Good thing it was a dream...or was it? (DUN-dun-dunnnn! That's a dramatic bit of old timey music and I wish you could hear it, but you cannot...DUN!)

Kai is starting up his Junior year, and heading into summer break*--he's at a crossroads of sorts, not yet an adult, and certainly no longer a child.  He is a filmmaker, and as such records the dramas he claims to "already see in motion" around him.

This is drama I am familiar with.
My friends cockblock me all the time.
Shakespeare may be cockblocking me as you read this.
Many of these "dramas" take place between his group of friends and Ichika, the new Senior in school, who volunteers on her first day (and out of the blue) to star in Kai's recent film. Her inclusion into the group puts a strange spin on the group's dynamics as they begin their Summer film project.

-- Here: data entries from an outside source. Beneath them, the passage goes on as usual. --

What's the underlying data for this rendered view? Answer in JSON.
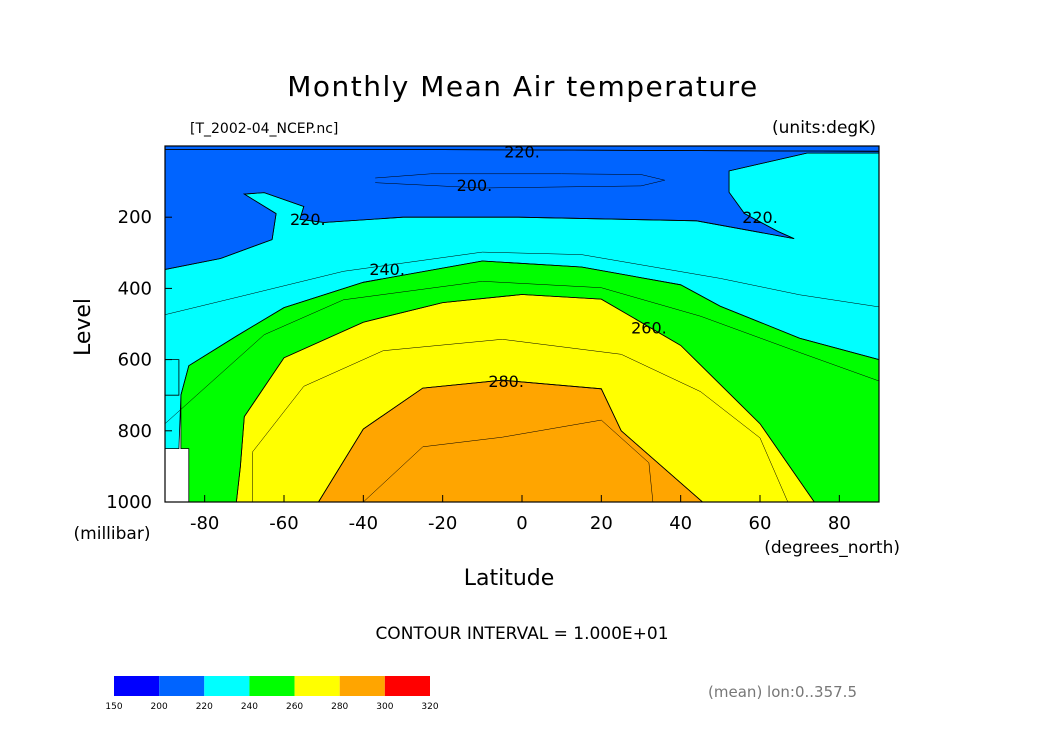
{
  "chart_data": {
    "type": "contour",
    "title": "Monthly Mean Air temperature",
    "source_label": "[T_2002-04_NCEP.nc]",
    "units_label": "(units:degK)",
    "xlabel": "Latitude",
    "ylabel": "Level",
    "x_units_label": "(degrees_north)",
    "y_units_label": "(millibar)",
    "xlim": [
      -90,
      90
    ],
    "ylim": [
      0,
      1000
    ],
    "y_inverted": true,
    "x_ticks": [
      "-80",
      "-60",
      "-40",
      "-20",
      "0",
      "20",
      "40",
      "60",
      "80"
    ],
    "x_tick_values": [
      -80,
      -60,
      -40,
      -20,
      0,
      20,
      40,
      60,
      80
    ],
    "y_ticks": [
      "200",
      "400",
      "600",
      "800",
      "1000"
    ],
    "y_tick_values": [
      200,
      400,
      600,
      800,
      1000
    ],
    "contour_interval_label": "CONTOUR INTERVAL = 1.000E+01",
    "mean_label": "(mean) lon:0..357.5",
    "contour_labels": [
      {
        "text": "220.",
        "x": 0,
        "y": 15
      },
      {
        "text": "200.",
        "x": -12,
        "y": 110
      },
      {
        "text": "220.",
        "x": -54,
        "y": 205
      },
      {
        "text": "240.",
        "x": -34,
        "y": 345
      },
      {
        "text": "260.",
        "x": 32,
        "y": 510
      },
      {
        "text": "280.",
        "x": -4,
        "y": 660
      },
      {
        "text": "220.",
        "x": 60,
        "y": 200
      }
    ],
    "bands": [
      {
        "range": [
          150,
          200
        ],
        "color": "#0000ff",
        "polygons": [
          [
            [
              -23.3,
              93
            ],
            [
              -7.5,
              80
            ],
            [
              12.9,
              80
            ],
            [
              21.6,
              90
            ],
            [
              18.2,
              101
            ],
            [
              -7.5,
              106
            ],
            [
              -23.3,
              101
            ]
          ]
        ]
      },
      {
        "range": [
          200,
          220
        ],
        "color": "#0064ff",
        "polygons": [
          [
            [
              -90,
              0
            ],
            [
              90,
              0
            ],
            [
              90,
              15
            ],
            [
              -20,
              10
            ],
            [
              -90,
              10
            ]
          ],
          [
            [
              -90,
              10
            ],
            [
              -20,
              10
            ],
            [
              90,
              15
            ],
            [
              90,
              20
            ],
            [
              71.8,
              20
            ],
            [
              52.2,
              70
            ],
            [
              52.2,
              130
            ],
            [
              56.1,
              190
            ],
            [
              64.5,
              240
            ],
            [
              68.6,
              260
            ],
            [
              44,
              210
            ],
            [
              -0.9,
              200
            ],
            [
              -30,
              200
            ],
            [
              -50,
              215
            ],
            [
              -56,
              206
            ],
            [
              -55,
              170
            ],
            [
              -65,
              131
            ],
            [
              -70,
              135
            ],
            [
              -62,
              190
            ],
            [
              -63,
              263
            ],
            [
              -76,
              316
            ],
            [
              -90,
              347
            ]
          ]
        ]
      },
      {
        "range": [
          220,
          240
        ],
        "color": "#00ffff",
        "polygons": [
          [
            [
              71.8,
              20
            ],
            [
              90,
              20
            ],
            [
              90,
              600
            ],
            [
              70,
              540
            ],
            [
              50,
              450
            ],
            [
              40,
              390
            ],
            [
              15,
              340
            ],
            [
              -10,
              323
            ],
            [
              -40,
              383
            ],
            [
              -60,
              454
            ],
            [
              -72,
              534
            ],
            [
              -84,
              617
            ],
            [
              -86,
              700
            ],
            [
              -86.5,
              850
            ],
            [
              -90,
              850
            ],
            [
              -90,
              347
            ],
            [
              -76,
              316
            ],
            [
              -63,
              263
            ],
            [
              -62,
              190
            ],
            [
              -70,
              135
            ],
            [
              -65,
              131
            ],
            [
              -55,
              170
            ],
            [
              -56,
              206
            ],
            [
              -50,
              215
            ],
            [
              -30,
              200
            ],
            [
              -0.9,
              200
            ],
            [
              44,
              210
            ],
            [
              68.6,
              260
            ],
            [
              64.5,
              240
            ],
            [
              56.1,
              190
            ],
            [
              52.2,
              130
            ],
            [
              52.2,
              70
            ]
          ],
          [
            [
              -90,
              600
            ],
            [
              -86.5,
              600
            ],
            [
              -86.5,
              700
            ],
            [
              -90,
              700
            ]
          ]
        ]
      },
      {
        "range": [
          240,
          260
        ],
        "color": "#00ff00",
        "polygons": [
          [
            [
              -10,
              323
            ],
            [
              15,
              340
            ],
            [
              40,
              390
            ],
            [
              50,
              450
            ],
            [
              70,
              540
            ],
            [
              90,
              600
            ],
            [
              90,
              1000
            ],
            [
              73.7,
              1000
            ],
            [
              60,
              780
            ],
            [
              40,
              560
            ],
            [
              20,
              430
            ],
            [
              0,
              417
            ],
            [
              -20,
              440
            ],
            [
              -40,
              495
            ],
            [
              -60,
              595
            ],
            [
              -70,
              760
            ],
            [
              -71,
              900
            ],
            [
              -72,
              1000
            ],
            [
              -84,
              1000
            ],
            [
              -84,
              850
            ],
            [
              -86,
              850
            ],
            [
              -86,
              700
            ],
            [
              -84,
              617
            ],
            [
              -72,
              534
            ],
            [
              -60,
              454
            ],
            [
              -40,
              383
            ]
          ]
        ]
      },
      {
        "range": [
          260,
          280
        ],
        "color": "#ffff00",
        "polygons": [
          [
            [
              0,
              417
            ],
            [
              20,
              430
            ],
            [
              40,
              560
            ],
            [
              60,
              780
            ],
            [
              73.7,
              1000
            ],
            [
              45.5,
              1000
            ],
            [
              25,
              800
            ],
            [
              20,
              682
            ],
            [
              -5,
              658
            ],
            [
              -25,
              680
            ],
            [
              -40,
              795
            ],
            [
              -51.3,
              1000
            ],
            [
              -72,
              1000
            ],
            [
              -71,
              900
            ],
            [
              -70,
              760
            ],
            [
              -60,
              595
            ],
            [
              -40,
              495
            ],
            [
              -20,
              440
            ]
          ]
        ]
      },
      {
        "range": [
          280,
          300
        ],
        "color": "#ffa500",
        "polygons": [
          [
            [
              -5,
              658
            ],
            [
              20,
              682
            ],
            [
              25,
              800
            ],
            [
              45.5,
              1000
            ],
            [
              -51.3,
              1000
            ],
            [
              -40,
              795
            ],
            [
              -25,
              680
            ]
          ]
        ]
      }
    ],
    "contour_lines": [
      [
        [
          -37,
          90
        ],
        [
          -23,
          78
        ],
        [
          10,
          78
        ],
        [
          30,
          80
        ],
        [
          36,
          96
        ],
        [
          30,
          112
        ],
        [
          -10,
          118
        ],
        [
          -37,
          103
        ]
      ],
      [
        [
          -90,
          474
        ],
        [
          -70,
          420
        ],
        [
          -45,
          352
        ],
        [
          -10,
          298
        ],
        [
          15,
          305
        ],
        [
          50,
          372
        ],
        [
          70,
          418
        ],
        [
          90,
          452
        ]
      ],
      [
        [
          -90,
          780
        ],
        [
          -82,
          700
        ],
        [
          -65,
          530
        ],
        [
          -45,
          432
        ],
        [
          -10,
          380
        ],
        [
          20,
          398
        ],
        [
          45,
          478
        ],
        [
          70,
          580
        ],
        [
          90,
          660
        ]
      ],
      [
        [
          -68,
          1000
        ],
        [
          -68,
          860
        ],
        [
          -55,
          675
        ],
        [
          -35,
          575
        ],
        [
          -5,
          543
        ],
        [
          25,
          585
        ],
        [
          45,
          690
        ],
        [
          60,
          820
        ],
        [
          67,
          1000
        ]
      ],
      [
        [
          -40,
          1000
        ],
        [
          -25,
          845
        ],
        [
          -5,
          818
        ],
        [
          20,
          770
        ],
        [
          32,
          890
        ],
        [
          33,
          1000
        ]
      ]
    ],
    "colorbar": {
      "levels": [
        "150",
        "200",
        "220",
        "240",
        "260",
        "280",
        "300",
        "320"
      ],
      "colors": [
        "#0000ff",
        "#0064ff",
        "#00ffff",
        "#00ff00",
        "#ffff00",
        "#ffa500",
        "#ff0000"
      ]
    }
  }
}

One of my strongest first impressions of this series is that it is beautiful. I've never heard the illustrator's name, Pepako Dokuta, before in anime or manga, but wow, just WOW! And the writer, who goes only by Ichika (incidentally the same name as our female protagonist), seems unfamiliar as well, but WOW! So far, so good, Waiting on the Summer. Now, just keep it up.

Kai and Kanna (one of the group) walk home at night.
Look at that scenery? 
I like Kai, he seems like a lonely, artistic boy whose imagination and emotions often get the best of him. As viewers we often get ringside seats to his neurotic fantasies. His parents are deceased, and his sister is going abroad over the summer so, on an impulse, he invites the homeless, awkward and buxom Ichika to move in with him for the duration of the break.  
Ichika being filmed on the train platform.
SPOILER ALERT: She's an alien! 
In a wholly predictable plot twist (I'm not spoiling anything you couldn't figure out in like two seconds on your own, Dear Readers) it turns out Ichika is an alien. 
Agreed, friend of Kai's whose name I cannot remember at the moment!
Aliens ARE usually a huge plot twist.
Very M. Night Shalyman (except not at all)!
Takasuki Ichika accidentally crashed to earth with her friend/pilot named Rinon who looks like a peach/hamster hybrid thingamahoozit. Man, it just got silly, didn't it?

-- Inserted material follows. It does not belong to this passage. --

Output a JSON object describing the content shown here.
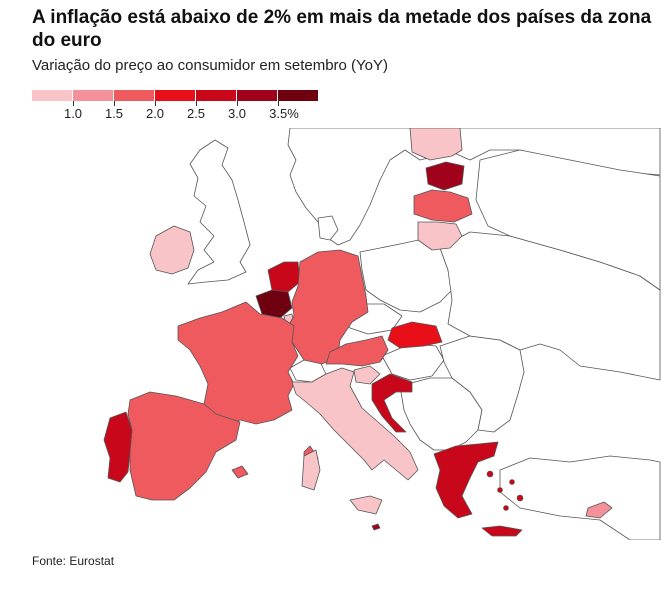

Magical Space Thingamahoozit, Rinon
is perhaps the unlikely product of an illicit hamster/peach love affair.
Ichika is hiding her identity and searching for someplace she's dreamed about, an imagined landscape she believes exists on earth. Kai wants to help her find it as they complete their film.

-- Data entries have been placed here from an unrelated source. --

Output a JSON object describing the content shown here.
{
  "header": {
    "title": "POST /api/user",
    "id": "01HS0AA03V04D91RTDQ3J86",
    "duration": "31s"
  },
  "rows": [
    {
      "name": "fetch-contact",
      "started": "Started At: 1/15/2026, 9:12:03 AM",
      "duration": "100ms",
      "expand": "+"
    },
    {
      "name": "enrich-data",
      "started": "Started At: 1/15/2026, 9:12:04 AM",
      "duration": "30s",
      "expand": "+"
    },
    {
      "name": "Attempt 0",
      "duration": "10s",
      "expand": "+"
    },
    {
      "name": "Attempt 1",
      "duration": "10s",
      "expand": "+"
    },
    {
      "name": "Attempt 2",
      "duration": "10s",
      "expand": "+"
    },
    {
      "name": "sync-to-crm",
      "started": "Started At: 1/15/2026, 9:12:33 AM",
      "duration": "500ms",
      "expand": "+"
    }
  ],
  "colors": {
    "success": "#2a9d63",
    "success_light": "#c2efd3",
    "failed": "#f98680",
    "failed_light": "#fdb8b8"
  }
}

Despite the somewhat silliness of aliens and peachy/hamsters, this is a complex story about love, although it doesn't seem like a romance.  This story is instead about the sometimes fuzzy borders between love and affection and friendship and attraction.  As young adults at a crossroads of sort, these characters must navigate through these new and troublesome, and sometimes non-distinct, emotions. So, yes, on the surface the premise seems predictably silly, but the silliness should not dissuade you, Dear Readers. I'm looking forward to learning more about each of the group members as I watch their dramas unfold. And I'm hoping the silliness is kept to a minimum. I like silly too, but it seems unnecessary in such a beautifully illustrated and emotionally complex series.

*The traditional Japanese school system graduates students between grades in the Spring, before Summer break.

1 comment:

Jen Chough said...

this is being simultaneously broadcast in korea as well. just caught ep.4 and am intrigued, even though i'm not really into straight up romance. the animation is lush and it's refreshing that the main male protagonist is kinda quirky/nerdy but cute in his own way. will keep watching to see who he ends up with...if anyone at all.